I shook my head. Inside it was spinning. “But to get paid, you’ll steal another car?”
“You don’t like that I steal cars. I get it.” He spoke slowly. Deliberately. “But it’s what I do and I don’t do it for shits and giggles, okay? It’s a business.”
“So, then what?” I couldn’t believe what I was hearing. Every time he opened his mouth, it seemed like I was going to be astonished either that he was so smart or that he could be so dumb. I had to get it straight. “So, to get paid for the next one, he’ll make you steal another one?”
“Look, all over the cozy, civilian world where everybody thinks they’re so safe, people get paid a month in hand. This is just a job in hand. And anyway, no. After the next one, that’s it.”
“You’re kidding me.”
“No.” He sounded so sincere. “Gregor’s gone after this.
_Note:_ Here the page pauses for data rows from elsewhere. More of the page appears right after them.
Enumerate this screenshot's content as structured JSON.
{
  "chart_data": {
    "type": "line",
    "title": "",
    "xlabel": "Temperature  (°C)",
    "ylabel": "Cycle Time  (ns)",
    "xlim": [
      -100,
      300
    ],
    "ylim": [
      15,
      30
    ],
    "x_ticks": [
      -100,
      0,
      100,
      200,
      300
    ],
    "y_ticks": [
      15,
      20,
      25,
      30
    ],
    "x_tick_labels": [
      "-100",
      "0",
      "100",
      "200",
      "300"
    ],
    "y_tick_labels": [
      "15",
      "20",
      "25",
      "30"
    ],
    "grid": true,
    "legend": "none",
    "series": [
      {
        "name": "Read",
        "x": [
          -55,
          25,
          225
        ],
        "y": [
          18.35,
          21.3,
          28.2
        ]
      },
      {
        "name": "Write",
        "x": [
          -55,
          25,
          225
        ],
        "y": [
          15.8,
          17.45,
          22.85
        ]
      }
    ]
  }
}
He’ll move on somewhere else. Get out while he’s ahead.”
My eyes and my mouth were slack. “So it’s just one more job.” I said, “For you and for him.”
“That’s about right.”
“See? I said you were dumb.” I probably shouldn’t have said that, but by this point, I wasn’t really minding my words too closely. “When the guy in the movie says, ‘Just one last job,’ it’s like when the friendly old cop tells his new partner he’s one day from retirement.”
His eyelids drooped and his eyebrows steepled. “What are you talking about?”
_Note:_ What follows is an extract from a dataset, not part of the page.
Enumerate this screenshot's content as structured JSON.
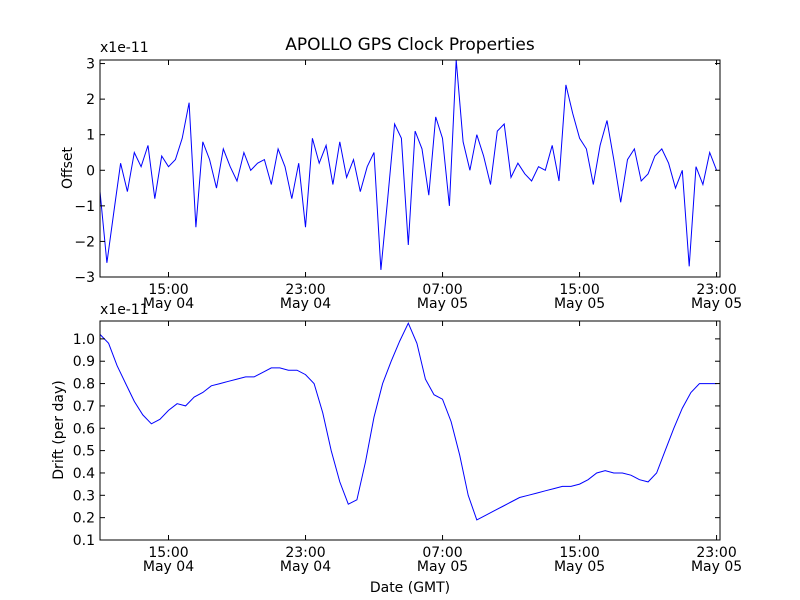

“They both mean the same thing.”
He didn’t get it. “What’s that?”
“They both mean that about twenty minutes later, the lovable guy’s going to die in a monsoon of bullets.”
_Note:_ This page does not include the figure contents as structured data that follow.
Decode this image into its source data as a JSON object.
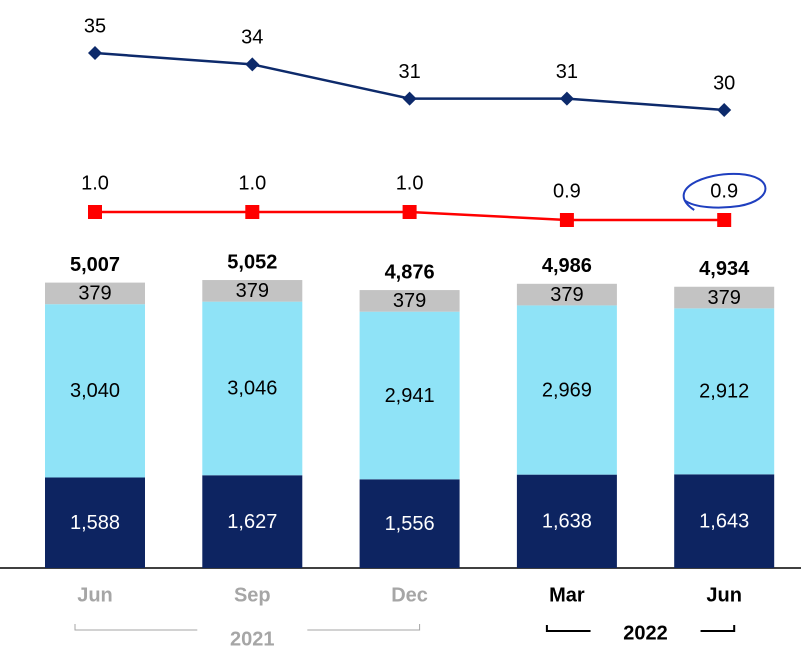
{
  "chart_data": {
    "type": "bar",
    "stacked": true,
    "categories": [
      "Jun",
      "Sep",
      "Dec",
      "Mar",
      "Jun"
    ],
    "category_colors": [
      "#a6a6a6",
      "#a6a6a6",
      "#a6a6a6",
      "#000000",
      "#000000"
    ],
    "groups": [
      {
        "label": "2021",
        "size": 3,
        "color": "#a6a6a6"
      },
      {
        "label": "2022",
        "size": 2,
        "color": "#000000"
      }
    ],
    "series": [
      {
        "color": "#0d2461",
        "label_color": "#ffffff",
        "values": [
          1588,
          1627,
          1556,
          1638,
          1643
        ],
        "value_labels": [
          "1,588",
          "1,627",
          "1,556",
          "1,638",
          "1,643"
        ]
      },
      {
        "color": "#8fe3f7",
        "label_color": "#000000",
        "values": [
          3040,
          3046,
          2941,
          2969,
          2912
        ],
        "value_labels": [
          "3,040",
          "3,046",
          "2,941",
          "2,969",
          "2,912"
        ]
      },
      {
        "color": "#c3c3c3",
        "label_color": "#000000",
        "values": [
          379,
          379,
          379,
          379,
          379
        ]
      }
    ],
    "totals": [
      5007,
      5052,
      4876,
      4986,
      4934
    ],
    "total_labels": [
      "5,007",
      "5,052",
      "4,876",
      "4,986",
      "4,934"
    ],
    "lines": [
      {
        "color": "#0d2a6b",
        "marker": "diamond",
        "values": [
          35,
          34,
          31,
          31,
          30
        ]
      },
      {
        "color": "#ff0000",
        "marker": "square",
        "values": [
          1.0,
          1.0,
          1.0,
          0.9,
          0.9
        ],
        "value_labels": [
          "1.0",
          "1.0",
          "1.0",
          "0.9",
          "0.9"
        ]
      }
    ]
  }
}
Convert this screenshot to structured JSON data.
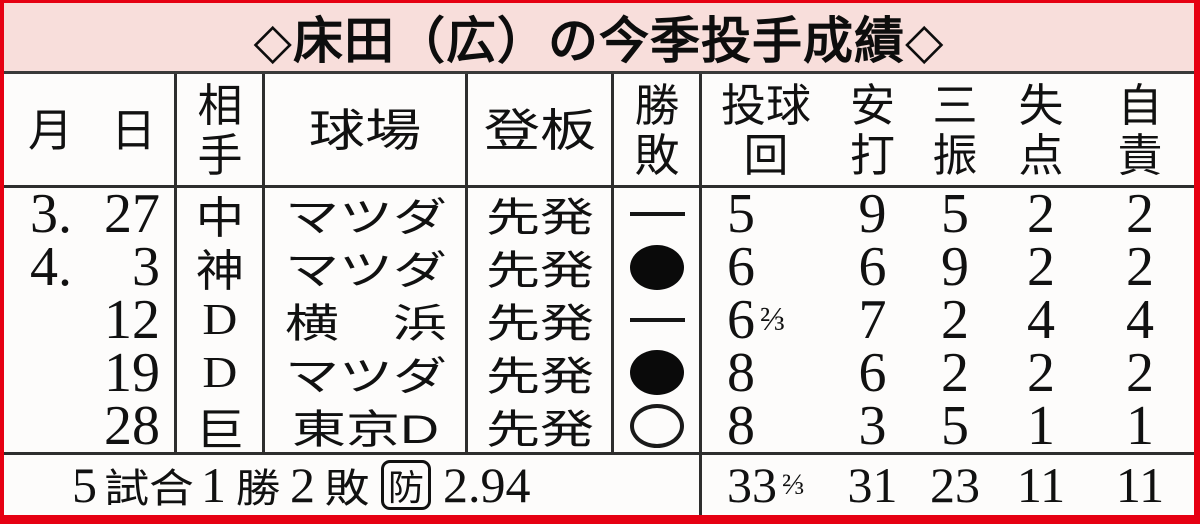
{
  "title": "◇床田（広）の今季投手成績◇",
  "colors": {
    "border_red": "#e60012",
    "title_pink": "#f8dedb",
    "grid_dark": "#2e2e2e",
    "mark_black": "#0a0a0a"
  },
  "header": {
    "date_month": "月",
    "date_day": "日",
    "opponent": [
      "相",
      "手"
    ],
    "stadium": "球場",
    "appearance": "登板",
    "result": [
      "勝",
      "敗"
    ],
    "innings": [
      "投球",
      "回"
    ],
    "hits": [
      "安",
      "打"
    ],
    "strikeouts": [
      "三",
      "振"
    ],
    "runs": [
      "失",
      "点"
    ],
    "earned_runs": [
      "自",
      "責"
    ]
  },
  "result_marks": {
    "dash": "—",
    "loss": "●",
    "win": "○"
  },
  "rows": [
    {
      "month": "3.",
      "day": "27",
      "opp": "中",
      "stadium": "マツダ",
      "role": "先発",
      "result": "dash",
      "ip_whole": "5",
      "ip_frac": "",
      "hits": "9",
      "so": "5",
      "runs": "2",
      "er": "2"
    },
    {
      "month": "4.",
      "day": "3",
      "opp": "神",
      "stadium": "マツダ",
      "role": "先発",
      "result": "loss",
      "ip_whole": "6",
      "ip_frac": "",
      "hits": "6",
      "so": "9",
      "runs": "2",
      "er": "2"
    },
    {
      "month": "",
      "day": "12",
      "opp": "D",
      "stadium": "横　浜",
      "role": "先発",
      "result": "dash",
      "ip_whole": "6",
      "ip_frac": "⅔",
      "hits": "7",
      "so": "2",
      "runs": "4",
      "er": "4"
    },
    {
      "month": "",
      "day": "19",
      "opp": "D",
      "stadium": "マツダ",
      "role": "先発",
      "result": "loss",
      "ip_whole": "8",
      "ip_frac": "",
      "hits": "6",
      "so": "2",
      "runs": "2",
      "er": "2"
    },
    {
      "month": "",
      "day": "28",
      "opp": "巨",
      "stadium": "東京D",
      "role": "先発",
      "result": "win",
      "ip_whole": "8",
      "ip_frac": "",
      "hits": "3",
      "so": "5",
      "runs": "1",
      "er": "1"
    }
  ],
  "summary": {
    "games_num": "5",
    "games_label": "試合",
    "wins_num": "1",
    "wins_label": "勝",
    "losses_num": "2",
    "losses_label": "敗",
    "era_label": "防",
    "era": "2.94",
    "ip_whole": "33",
    "ip_frac": "⅔",
    "hits": "31",
    "so": "23",
    "runs": "11",
    "er": "11"
  },
  "chart_data": {
    "type": "table",
    "title": "◇床田（広）の今季投手成績◇",
    "columns": [
      "月日",
      "相手",
      "球場",
      "登板",
      "勝敗",
      "投球回",
      "安打",
      "三振",
      "失点",
      "自責"
    ],
    "rows": [
      [
        "3.27",
        "中",
        "マツダ",
        "先発",
        "—",
        "5",
        "9",
        "5",
        "2",
        "2"
      ],
      [
        "4.3",
        "神",
        "マツダ",
        "先発",
        "●",
        "6",
        "6",
        "9",
        "2",
        "2"
      ],
      [
        "12",
        "D",
        "横浜",
        "先発",
        "—",
        "6⅔",
        "7",
        "2",
        "4",
        "4"
      ],
      [
        "19",
        "D",
        "マツダ",
        "先発",
        "●",
        "8",
        "6",
        "2",
        "2",
        "2"
      ],
      [
        "28",
        "巨",
        "東京D",
        "先発",
        "○",
        "8",
        "3",
        "5",
        "1",
        "1"
      ]
    ],
    "summary_row": [
      "5試合1勝2敗 防2.94",
      "33⅔",
      "31",
      "23",
      "11",
      "11"
    ]
  }
}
“That’s cute.” He smiled at me with his head to one side, “You’re talking about the movies. This is real life.” He looked so serious I nearly burst out laughing.
“Yeah,” I said. “Real life is what happens to people who are too dumb to learn from the movies.”
“Will you stop calling me dumb?”
“The guy who kidnaps girls by accident? We’ve got a hill to climb.”
He scowled. “Look, don’t say anything to Tynie, all right? That’s really important. But I haven’t decided.”
“Tynie?” I was amazed. “Sure. We share everything, Tynie and me, so it’s going to be one hell of a wrench to keep that little tidbit from him. But are you sure the world’s media can wait for the news that you haven’t made your mind up yet?” I felt a tight little grin stretch my lips as I shook my head at him.
He said, “I can’t talk to you. I don’t know why I even tried.”
“You didn’t. I had to pull it out of you.”
His hands were in front of him and he was all the way back against the bench. He looked like I had backed him into a corner somehow. “Why am I even trying?”
“Aww. Isn’t this how it usually goes with your kidnap victims?”